Learn what H3 is, how hexagonal spatial indexing works, and why it powers modern geospatial analysis and large-scale spatial data workflows.

Understanding H3 index: The hexagonal grid powering modern spatial analysis

Location data is everywhere, including in deliveries, outages, and customer demand. But turning those dots into something you can measure is difficult. H3 solves that by turning the Earth’s surface into a grid of hexagons and giving each hexagon a unique ID. This approach makes your locations countable and easy to group in a consistent format.

H3 is hierarchical, so you can choose a resolution that fits your goal. You can zoom out for broad patterns or zoom in for local detail while staying inside the same system. H3 is important because teams today aren’t just making maps; they’re applying analytics to massive datasets to produce results.

In this article, you’ll learn what H3 is, how it works, and when you should use it in your spatial analysis workflows.

H3 meaning: What is it and why was it created?

H3 is a hexagon-based, hierarchical spatial indexing system. Think of it as a ZIP code system for the planet, where each code represents a hexagonal cell. When you have a location — like a delivery drop-off, a reported incident, or a customer request — H3 tells you which hexagonal tile it falls into, and you store that tile’s ID alongside your data.

H3 makes geospatial workflows more consistent and scalable than ad hoc latitude/longitude coordinates. Uber created it to support large-scale marketplace analysis and operational decisions. Their teams needed a grid that could support citywide decisions, like understanding supply and demand by area to inform pricing and driver dispatch — without relying on messy, inconsistent boundaries. They also wanted a system that behaved predictably as people moved around a city. 

Hexagons were a deliberate choice. You can divide each cell into smaller cells and switch between broader and detailed views without reinventing your analytical approach every time.

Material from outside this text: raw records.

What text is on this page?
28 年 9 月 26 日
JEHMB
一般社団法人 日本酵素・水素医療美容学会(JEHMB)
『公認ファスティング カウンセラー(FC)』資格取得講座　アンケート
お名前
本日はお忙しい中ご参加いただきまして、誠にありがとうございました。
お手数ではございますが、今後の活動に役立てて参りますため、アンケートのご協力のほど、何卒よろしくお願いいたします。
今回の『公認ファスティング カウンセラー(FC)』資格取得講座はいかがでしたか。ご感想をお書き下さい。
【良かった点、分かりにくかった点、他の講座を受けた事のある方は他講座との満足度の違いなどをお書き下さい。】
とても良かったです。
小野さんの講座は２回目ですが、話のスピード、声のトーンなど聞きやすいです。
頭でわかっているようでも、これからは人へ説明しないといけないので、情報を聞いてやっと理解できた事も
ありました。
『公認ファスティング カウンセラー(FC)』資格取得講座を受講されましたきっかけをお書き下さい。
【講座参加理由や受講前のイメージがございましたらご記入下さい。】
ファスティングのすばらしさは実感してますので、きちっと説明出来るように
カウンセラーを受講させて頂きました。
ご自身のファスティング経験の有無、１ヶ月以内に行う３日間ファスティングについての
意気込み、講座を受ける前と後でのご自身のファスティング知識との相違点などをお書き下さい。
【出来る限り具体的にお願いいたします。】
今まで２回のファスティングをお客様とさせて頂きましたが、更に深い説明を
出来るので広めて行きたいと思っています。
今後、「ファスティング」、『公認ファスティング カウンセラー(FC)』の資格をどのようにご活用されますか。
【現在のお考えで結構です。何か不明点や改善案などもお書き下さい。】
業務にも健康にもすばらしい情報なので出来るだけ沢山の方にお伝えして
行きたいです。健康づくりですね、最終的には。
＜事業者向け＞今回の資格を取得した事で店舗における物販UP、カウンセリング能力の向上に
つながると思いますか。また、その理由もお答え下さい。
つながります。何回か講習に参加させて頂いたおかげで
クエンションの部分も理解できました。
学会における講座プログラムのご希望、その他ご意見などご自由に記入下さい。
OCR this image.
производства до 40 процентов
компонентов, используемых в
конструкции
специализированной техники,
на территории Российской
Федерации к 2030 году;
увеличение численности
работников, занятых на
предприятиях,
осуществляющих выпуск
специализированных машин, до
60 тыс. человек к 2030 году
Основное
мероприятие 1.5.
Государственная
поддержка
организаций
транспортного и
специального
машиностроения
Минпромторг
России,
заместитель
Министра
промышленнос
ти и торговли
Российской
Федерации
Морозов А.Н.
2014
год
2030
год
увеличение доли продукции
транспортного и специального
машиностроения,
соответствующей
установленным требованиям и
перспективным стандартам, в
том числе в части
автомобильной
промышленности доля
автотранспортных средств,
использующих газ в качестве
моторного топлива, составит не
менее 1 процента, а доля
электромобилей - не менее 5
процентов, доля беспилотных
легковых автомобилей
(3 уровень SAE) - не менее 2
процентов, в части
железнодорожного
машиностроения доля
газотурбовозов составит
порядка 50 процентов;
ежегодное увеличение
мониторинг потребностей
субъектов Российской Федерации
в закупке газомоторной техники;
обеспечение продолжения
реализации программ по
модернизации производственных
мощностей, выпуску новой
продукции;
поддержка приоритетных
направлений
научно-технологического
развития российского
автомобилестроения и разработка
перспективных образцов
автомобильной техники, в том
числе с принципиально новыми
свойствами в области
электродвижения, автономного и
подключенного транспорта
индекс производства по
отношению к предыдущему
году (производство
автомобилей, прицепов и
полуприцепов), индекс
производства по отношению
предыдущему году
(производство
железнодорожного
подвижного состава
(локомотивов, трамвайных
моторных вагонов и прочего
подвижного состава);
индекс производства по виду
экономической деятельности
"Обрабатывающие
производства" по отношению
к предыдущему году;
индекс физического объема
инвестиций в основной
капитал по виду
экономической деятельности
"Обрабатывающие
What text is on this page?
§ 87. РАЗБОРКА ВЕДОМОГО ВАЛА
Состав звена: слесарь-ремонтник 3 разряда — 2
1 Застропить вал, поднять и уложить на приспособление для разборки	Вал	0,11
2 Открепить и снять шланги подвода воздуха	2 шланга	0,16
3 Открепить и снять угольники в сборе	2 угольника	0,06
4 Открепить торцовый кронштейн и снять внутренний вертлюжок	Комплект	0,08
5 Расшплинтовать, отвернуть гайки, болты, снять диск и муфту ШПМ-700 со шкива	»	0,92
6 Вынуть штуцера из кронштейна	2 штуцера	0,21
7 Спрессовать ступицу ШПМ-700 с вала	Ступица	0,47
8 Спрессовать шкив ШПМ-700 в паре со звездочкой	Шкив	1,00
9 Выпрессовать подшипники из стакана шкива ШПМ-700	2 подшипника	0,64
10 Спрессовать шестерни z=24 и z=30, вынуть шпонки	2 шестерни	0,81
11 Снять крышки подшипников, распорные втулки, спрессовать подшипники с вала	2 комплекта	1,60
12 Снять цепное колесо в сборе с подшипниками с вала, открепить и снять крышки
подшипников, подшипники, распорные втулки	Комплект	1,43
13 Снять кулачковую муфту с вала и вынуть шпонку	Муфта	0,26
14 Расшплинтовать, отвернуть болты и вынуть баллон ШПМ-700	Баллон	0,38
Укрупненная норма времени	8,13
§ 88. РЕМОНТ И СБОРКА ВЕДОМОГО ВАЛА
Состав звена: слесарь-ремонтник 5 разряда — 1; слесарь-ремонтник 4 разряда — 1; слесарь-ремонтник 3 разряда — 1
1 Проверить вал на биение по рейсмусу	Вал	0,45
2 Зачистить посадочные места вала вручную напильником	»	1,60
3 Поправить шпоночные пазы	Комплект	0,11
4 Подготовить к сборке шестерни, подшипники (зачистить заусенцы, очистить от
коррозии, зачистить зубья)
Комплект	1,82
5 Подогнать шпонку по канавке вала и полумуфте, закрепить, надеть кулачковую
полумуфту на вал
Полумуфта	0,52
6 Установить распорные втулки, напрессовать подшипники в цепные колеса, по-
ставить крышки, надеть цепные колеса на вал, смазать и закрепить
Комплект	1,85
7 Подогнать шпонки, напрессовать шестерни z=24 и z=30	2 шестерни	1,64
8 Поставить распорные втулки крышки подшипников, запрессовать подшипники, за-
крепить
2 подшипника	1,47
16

How the H3 hexagonal grid works

H3 follows a core philosophy: turn the Earth into a set of repeatable, hexagonal tiles so you can summarize location data the same way everywhere. The following sections break down how the grid’s shape, scale, and hierarchy work in practice.

Why hexagons, not squares?

Squares don’t behave the same in every direction. They touch some neighbors along edges and others only at corners. This creates uneven “next-door” relationships when you’re analyzing patterns like movement or gradual change. Uber highlights this neighbor mismatch as a drawback of square grids in mapping analysis.

Three perspectives of H3’s hexagonal grid covering the Earth.
Source: Uber

Hexagons are more even, producing a consistent set of adjacent neighbors. Uber specifically chose hexagons because they reduce quantization errors as people and goods move through a city. Even small movements don’t produce awkward jumps in the grid. This makes neighbor geometry smoother and reduces sampling bias caused by imperfect edge effects.

Resolutions

H3 supports 16 resolution levels from 0 to 15. Moving up a resolution gives you more detail by making cells smaller. Uber describes each finer resolution as having approximately one-seventh the area of the level above it.

A practical way to think about resolution is to choose the cell size that matches the decision you’re trying to make. For example, coarser resolutions work for citywide or regional patterns. Finer resolutions are great for neighborhood-level hotspots or localized comparisons.

Parent-child relationships

H3 is hierarchical, so cells connect cleanly across resolutions. Each hexagon has seven children at the next, finer level, often called “aperture 7.” Pentagons subdivide into six children — five hexagons and one pentagon. 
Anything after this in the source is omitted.